Directed by: Brian De Palma
Premise: An adaptation of James Ellroy’s novel. Aaron Eckhart and Josh Hartnett play a pair of detectives tracking a killer in 1940s Los Angeles.
What Works: Some of the early sequences have a lot of intensity. Scarlett Johansson fits her role very well and her relationship with Eckhart and Hartnett’s characters is the one area of the film that is compelling.

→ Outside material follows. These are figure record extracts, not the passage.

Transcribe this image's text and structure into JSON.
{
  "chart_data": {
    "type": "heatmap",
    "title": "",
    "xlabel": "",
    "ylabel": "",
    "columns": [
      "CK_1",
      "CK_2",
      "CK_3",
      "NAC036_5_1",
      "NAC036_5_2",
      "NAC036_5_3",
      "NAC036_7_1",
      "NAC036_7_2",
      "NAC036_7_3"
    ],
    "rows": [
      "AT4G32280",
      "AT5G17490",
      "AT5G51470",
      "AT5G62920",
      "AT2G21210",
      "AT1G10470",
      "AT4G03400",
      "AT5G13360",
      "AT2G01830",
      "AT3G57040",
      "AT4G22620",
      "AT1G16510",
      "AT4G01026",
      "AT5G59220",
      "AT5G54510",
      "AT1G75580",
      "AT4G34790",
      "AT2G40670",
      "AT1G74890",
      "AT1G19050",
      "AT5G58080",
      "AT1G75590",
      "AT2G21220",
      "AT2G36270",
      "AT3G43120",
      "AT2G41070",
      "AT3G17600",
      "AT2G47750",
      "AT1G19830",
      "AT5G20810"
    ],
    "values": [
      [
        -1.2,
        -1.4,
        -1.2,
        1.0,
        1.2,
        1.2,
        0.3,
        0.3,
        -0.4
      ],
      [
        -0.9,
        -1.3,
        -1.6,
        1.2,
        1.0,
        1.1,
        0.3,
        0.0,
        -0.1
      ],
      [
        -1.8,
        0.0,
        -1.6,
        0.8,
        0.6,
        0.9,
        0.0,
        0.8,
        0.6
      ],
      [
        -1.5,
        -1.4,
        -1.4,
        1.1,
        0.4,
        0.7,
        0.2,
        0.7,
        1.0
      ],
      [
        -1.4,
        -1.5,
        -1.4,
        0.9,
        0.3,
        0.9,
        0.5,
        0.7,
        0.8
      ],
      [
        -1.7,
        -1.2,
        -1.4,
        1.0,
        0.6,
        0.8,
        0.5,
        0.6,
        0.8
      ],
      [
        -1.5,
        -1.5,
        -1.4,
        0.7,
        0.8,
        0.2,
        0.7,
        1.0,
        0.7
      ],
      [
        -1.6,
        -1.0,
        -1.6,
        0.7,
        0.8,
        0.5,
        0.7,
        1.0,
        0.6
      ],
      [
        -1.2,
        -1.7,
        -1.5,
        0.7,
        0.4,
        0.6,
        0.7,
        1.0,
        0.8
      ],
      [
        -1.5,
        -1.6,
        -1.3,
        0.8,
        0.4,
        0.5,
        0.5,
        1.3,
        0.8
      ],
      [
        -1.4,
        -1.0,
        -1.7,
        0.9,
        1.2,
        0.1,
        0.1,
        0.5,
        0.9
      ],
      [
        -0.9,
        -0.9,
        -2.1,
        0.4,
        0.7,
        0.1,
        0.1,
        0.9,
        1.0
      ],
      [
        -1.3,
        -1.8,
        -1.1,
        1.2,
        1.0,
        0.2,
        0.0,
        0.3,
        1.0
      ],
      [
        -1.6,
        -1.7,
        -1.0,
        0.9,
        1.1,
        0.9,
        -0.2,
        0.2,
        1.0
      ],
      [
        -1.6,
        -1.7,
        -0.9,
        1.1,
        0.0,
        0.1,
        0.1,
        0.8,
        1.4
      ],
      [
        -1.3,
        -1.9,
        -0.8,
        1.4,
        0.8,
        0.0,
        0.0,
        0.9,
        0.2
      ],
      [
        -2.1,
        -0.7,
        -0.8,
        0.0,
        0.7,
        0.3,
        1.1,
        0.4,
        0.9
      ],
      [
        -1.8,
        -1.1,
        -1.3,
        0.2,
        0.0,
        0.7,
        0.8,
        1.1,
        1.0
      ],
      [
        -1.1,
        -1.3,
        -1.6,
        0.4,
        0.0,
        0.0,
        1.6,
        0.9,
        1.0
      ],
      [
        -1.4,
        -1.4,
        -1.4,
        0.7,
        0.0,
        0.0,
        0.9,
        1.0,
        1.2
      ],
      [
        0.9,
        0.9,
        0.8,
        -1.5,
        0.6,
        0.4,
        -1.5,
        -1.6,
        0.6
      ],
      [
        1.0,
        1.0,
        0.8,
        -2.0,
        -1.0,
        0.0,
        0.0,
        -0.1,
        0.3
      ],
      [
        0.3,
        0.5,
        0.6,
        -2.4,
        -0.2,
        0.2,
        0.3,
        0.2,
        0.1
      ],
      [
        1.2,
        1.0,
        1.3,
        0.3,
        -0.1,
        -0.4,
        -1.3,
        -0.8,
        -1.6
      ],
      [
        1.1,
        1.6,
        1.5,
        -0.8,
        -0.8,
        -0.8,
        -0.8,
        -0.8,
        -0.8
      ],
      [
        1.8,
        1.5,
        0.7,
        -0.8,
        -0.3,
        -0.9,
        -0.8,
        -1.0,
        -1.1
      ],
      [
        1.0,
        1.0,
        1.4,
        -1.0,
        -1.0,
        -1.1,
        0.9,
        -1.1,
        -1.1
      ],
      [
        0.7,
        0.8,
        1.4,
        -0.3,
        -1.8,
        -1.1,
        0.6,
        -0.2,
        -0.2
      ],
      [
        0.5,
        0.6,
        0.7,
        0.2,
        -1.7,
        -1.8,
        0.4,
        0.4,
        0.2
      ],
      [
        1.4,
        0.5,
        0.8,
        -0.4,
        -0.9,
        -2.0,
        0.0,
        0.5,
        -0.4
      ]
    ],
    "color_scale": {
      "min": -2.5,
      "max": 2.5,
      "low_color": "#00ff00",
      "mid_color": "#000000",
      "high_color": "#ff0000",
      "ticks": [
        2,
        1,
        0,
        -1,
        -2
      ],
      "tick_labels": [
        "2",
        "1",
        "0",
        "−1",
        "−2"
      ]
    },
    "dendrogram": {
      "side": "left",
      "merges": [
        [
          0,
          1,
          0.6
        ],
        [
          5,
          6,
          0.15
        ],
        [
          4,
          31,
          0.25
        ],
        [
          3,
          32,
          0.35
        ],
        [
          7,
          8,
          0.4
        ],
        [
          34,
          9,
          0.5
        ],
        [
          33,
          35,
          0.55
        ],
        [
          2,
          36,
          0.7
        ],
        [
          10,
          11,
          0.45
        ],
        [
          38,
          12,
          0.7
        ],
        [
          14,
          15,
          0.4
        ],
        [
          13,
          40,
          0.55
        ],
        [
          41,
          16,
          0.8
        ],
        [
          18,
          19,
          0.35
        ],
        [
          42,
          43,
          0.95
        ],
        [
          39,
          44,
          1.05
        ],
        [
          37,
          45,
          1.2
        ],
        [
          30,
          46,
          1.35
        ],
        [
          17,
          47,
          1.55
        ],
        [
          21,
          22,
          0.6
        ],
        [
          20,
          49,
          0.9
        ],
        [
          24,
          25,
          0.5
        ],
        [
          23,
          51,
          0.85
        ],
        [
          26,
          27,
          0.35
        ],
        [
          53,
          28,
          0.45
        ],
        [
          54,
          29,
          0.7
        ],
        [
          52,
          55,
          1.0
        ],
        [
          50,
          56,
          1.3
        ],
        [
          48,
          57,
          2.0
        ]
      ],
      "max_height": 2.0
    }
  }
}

What Doesn’t: The Black Dahlia is a mess on many levels. The film is largely miscast and the acting is very poor, particularly Josh Hartnett who has all the charisma of a fire hydrant. Eckhart, who is an experienced and talented actor, is unable to find a handle on a character that shifts in demeanor throughout the story for no particular reason. The story jerks the audience around from one place to the next with no sense of progress in uncovering the mystery. While building in multiple storylines is typical of the genre, the various strands of The Black Dahlia do not connect and when the truth behind the mystery is finally revealed it is not the result of coherently assembling any of the detective work that has accumulated throughout the story. Despite being directed by veteran filmmaker Brian DePalma, The Black Dahlia looks very amateurish in its execution. The cinematography and editing are sloppy, scenes plod along without much sense of direction, and DePalma’s characteristic split-diopter shots are used frequently but without any apparent storytelling function. Where films such as L.A. Confidential and Hollywoodland made reference to 1940s film noir and then reinterpreted the genre, The Black Dahlia almost comes off as a weak imitation, almost a parody.
Bottom Line: The Black Dahlia is a disaster of a movie. It fails at the most basic task of creating an entertaining and coherent murder mystery and its failure is increased by lead actors who deliver poor performances and a style that is obnoxious.